Contraction in Texas Factory Activity Deepened in February — Dallas Fed

Factory activity in Texas contracted in February for the 10th straight month as weak demand weighed on production, according to data released Monday by the Federal Reserve Bank of Dallas.

The index for general business activity of the Texas Manufacturing Outlook Survey decreased to minus 13.5 in February from minus 8.4 in January, missing the minus 9.5 consensus forecast from economists provided by FactSet.

The indicator suggests business activity in Texas contracted in February at a sharper pace than the previous month as the reading came in further below zero.

The production index–a key measure of state manufacturing conditions–also fell, to minus 2.8 in February from 0.2 a month earlier, suggesting a modest contraction in output for the first time since May 2020.

Activity was subdued due to weakening demand, according to the survey. The new orders index fell to minus 13.2 from minus 4.0, and the growth rate of orders index declined to minus 16.9 from minus 12.3. Both indicators suggest the contraction in orders deepened in February.

“We have seen a slowing the last two quarters and expect the same moving forward,” said one respondent from the paper manufacturing industry.

The employment index fell sharply to minus 1.0 from 17.6 a month earlier, dipping below zero after tracking above average for more than two years. Around 15% of firms reported net hiring, while 16% noted net layoffs, the Dallas Fed said.

Price and wage pressures increased in February. The raw materials prices index rose to 25.1 from 20.5, and the finished goods prices index rose to 15.8 from 9.9. Both indicators suggest inflation pressures intensified at factory gates.

Meanwhile, the wages and benefits index rose to 32.7 from 30.5, remaining above average and pointing to still firm pay growth.

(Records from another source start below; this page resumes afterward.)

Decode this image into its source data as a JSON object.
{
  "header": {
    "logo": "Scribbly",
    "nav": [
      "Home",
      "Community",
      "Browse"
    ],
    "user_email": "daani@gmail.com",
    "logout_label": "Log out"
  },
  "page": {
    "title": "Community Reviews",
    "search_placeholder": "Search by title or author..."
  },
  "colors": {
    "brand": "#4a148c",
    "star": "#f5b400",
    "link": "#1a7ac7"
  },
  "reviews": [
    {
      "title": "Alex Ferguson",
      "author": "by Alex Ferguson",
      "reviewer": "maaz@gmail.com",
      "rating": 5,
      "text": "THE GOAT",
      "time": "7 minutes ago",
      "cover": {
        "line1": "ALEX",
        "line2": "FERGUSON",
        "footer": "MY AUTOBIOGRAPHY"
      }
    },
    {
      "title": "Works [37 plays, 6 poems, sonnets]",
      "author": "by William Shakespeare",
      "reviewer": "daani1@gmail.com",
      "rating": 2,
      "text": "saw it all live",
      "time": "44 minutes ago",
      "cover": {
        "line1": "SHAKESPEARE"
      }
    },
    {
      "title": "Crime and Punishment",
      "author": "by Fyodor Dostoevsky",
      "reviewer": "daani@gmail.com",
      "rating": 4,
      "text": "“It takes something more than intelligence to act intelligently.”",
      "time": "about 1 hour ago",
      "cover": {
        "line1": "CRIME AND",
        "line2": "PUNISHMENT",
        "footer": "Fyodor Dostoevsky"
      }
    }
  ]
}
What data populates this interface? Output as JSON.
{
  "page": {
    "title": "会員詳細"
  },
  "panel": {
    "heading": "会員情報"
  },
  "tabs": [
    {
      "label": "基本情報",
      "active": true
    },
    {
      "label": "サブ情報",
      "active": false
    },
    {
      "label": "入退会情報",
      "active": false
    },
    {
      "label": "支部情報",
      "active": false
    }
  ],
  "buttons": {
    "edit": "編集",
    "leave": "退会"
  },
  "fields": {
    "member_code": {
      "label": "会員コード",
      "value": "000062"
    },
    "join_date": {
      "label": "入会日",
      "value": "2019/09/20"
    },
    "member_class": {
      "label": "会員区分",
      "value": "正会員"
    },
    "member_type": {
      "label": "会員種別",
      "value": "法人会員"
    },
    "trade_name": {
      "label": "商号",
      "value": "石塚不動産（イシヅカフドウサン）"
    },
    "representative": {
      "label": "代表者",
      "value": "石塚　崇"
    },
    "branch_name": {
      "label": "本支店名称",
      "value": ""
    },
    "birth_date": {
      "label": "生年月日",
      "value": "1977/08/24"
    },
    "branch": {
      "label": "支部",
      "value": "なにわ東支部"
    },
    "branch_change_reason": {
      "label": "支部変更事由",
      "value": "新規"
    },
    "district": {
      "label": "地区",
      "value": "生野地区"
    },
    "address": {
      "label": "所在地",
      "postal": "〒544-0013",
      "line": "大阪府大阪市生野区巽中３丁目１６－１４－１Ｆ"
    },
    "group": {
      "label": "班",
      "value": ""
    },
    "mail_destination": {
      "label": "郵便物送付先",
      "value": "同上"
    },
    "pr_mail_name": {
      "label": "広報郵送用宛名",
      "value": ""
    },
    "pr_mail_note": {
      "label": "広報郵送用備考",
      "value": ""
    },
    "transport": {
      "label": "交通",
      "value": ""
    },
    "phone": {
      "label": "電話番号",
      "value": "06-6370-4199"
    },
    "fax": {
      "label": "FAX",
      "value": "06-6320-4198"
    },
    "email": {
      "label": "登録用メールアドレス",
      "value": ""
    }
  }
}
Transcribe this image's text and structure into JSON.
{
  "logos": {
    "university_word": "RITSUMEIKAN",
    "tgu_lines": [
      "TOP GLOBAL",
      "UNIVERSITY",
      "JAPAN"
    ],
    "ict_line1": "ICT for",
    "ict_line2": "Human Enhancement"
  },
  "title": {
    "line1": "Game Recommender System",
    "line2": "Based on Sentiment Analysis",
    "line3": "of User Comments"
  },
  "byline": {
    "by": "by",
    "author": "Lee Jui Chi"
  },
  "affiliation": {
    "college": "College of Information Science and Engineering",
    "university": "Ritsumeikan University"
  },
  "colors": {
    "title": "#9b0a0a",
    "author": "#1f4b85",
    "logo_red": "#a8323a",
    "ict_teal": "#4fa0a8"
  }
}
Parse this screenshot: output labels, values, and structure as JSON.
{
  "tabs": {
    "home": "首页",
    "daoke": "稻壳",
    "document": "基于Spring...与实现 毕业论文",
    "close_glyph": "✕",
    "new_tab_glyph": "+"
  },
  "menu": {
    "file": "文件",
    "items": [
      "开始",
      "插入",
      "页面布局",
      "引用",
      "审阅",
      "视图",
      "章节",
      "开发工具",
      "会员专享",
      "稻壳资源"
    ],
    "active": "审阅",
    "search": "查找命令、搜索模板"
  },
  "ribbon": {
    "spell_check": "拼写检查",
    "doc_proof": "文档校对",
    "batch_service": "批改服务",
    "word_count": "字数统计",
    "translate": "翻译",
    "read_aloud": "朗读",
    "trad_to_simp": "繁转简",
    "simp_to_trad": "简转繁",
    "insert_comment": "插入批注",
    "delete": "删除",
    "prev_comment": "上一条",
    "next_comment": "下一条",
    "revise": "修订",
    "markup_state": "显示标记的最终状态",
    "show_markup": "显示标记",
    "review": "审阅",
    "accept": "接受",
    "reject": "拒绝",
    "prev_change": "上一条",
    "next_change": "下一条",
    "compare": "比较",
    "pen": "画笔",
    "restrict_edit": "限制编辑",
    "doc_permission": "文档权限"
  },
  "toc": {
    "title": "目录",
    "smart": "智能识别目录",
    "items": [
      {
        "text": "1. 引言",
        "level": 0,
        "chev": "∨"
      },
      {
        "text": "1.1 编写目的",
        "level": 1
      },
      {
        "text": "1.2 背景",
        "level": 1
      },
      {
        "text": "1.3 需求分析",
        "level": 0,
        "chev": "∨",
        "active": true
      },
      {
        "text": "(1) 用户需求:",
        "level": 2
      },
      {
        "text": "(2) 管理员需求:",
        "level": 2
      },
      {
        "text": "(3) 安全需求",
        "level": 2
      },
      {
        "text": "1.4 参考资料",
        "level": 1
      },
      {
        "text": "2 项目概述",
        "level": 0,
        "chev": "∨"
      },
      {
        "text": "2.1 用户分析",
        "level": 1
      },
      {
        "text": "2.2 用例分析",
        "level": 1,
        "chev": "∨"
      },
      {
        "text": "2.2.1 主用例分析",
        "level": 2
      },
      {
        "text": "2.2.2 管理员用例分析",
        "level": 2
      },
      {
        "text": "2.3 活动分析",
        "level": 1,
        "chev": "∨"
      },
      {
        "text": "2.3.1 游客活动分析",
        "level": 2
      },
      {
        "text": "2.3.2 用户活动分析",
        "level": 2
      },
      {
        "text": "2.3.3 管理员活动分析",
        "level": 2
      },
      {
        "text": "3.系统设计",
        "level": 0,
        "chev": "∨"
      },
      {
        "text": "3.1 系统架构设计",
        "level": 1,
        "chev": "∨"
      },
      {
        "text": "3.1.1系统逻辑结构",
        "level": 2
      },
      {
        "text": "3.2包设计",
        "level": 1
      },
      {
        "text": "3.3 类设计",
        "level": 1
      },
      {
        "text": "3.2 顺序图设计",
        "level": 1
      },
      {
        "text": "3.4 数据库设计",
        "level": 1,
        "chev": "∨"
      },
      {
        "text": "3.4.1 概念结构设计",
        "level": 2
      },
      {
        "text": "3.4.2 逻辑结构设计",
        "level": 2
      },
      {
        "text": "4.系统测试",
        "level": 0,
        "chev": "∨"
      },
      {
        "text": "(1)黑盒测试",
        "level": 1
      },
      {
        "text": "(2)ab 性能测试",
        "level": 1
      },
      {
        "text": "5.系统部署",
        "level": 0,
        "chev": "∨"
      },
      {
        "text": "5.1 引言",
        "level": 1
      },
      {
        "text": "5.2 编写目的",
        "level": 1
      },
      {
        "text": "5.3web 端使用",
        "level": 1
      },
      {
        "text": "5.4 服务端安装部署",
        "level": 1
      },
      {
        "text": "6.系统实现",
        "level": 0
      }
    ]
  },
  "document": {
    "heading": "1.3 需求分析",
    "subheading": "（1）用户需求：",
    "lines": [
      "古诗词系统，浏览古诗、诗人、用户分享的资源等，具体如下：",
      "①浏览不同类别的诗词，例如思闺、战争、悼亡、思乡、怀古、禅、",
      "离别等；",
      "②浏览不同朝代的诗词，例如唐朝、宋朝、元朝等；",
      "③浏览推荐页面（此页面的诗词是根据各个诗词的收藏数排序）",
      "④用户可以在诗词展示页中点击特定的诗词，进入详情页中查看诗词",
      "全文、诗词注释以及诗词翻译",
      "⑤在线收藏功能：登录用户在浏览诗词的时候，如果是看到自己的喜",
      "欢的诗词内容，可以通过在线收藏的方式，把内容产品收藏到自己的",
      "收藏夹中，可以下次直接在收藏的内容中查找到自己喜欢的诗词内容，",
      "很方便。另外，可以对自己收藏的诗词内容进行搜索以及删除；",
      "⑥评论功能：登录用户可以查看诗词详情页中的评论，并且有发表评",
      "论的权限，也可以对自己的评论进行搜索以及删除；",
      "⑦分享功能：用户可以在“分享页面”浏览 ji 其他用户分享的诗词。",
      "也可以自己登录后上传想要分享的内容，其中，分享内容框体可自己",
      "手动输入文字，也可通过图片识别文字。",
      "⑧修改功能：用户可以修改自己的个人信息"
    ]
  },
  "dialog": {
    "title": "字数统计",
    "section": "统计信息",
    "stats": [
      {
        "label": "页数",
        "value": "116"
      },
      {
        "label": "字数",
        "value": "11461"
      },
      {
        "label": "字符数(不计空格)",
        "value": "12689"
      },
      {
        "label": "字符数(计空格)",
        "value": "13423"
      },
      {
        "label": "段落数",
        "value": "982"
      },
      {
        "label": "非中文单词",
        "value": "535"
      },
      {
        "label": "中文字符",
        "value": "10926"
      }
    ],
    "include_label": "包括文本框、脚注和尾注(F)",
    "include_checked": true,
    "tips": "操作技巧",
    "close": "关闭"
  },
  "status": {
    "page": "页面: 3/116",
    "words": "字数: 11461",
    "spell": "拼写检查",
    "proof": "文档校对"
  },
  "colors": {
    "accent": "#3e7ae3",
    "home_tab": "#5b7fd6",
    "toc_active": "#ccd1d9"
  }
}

“We do believe that the second half of 2023 will see a general reduction in business levels but no contraction of pricing,” said a respondent from the transportation equipment manufacturing sector.

Firms’ views over the short-term outlook improved somewhat in February, but remained broadly pessimistic. The future general business activity index increased to minus 2.9 from minus 9.1. Still, the future production index rose to 21.3, signaling output growth is expected over the next six months, The Dallas Fed said.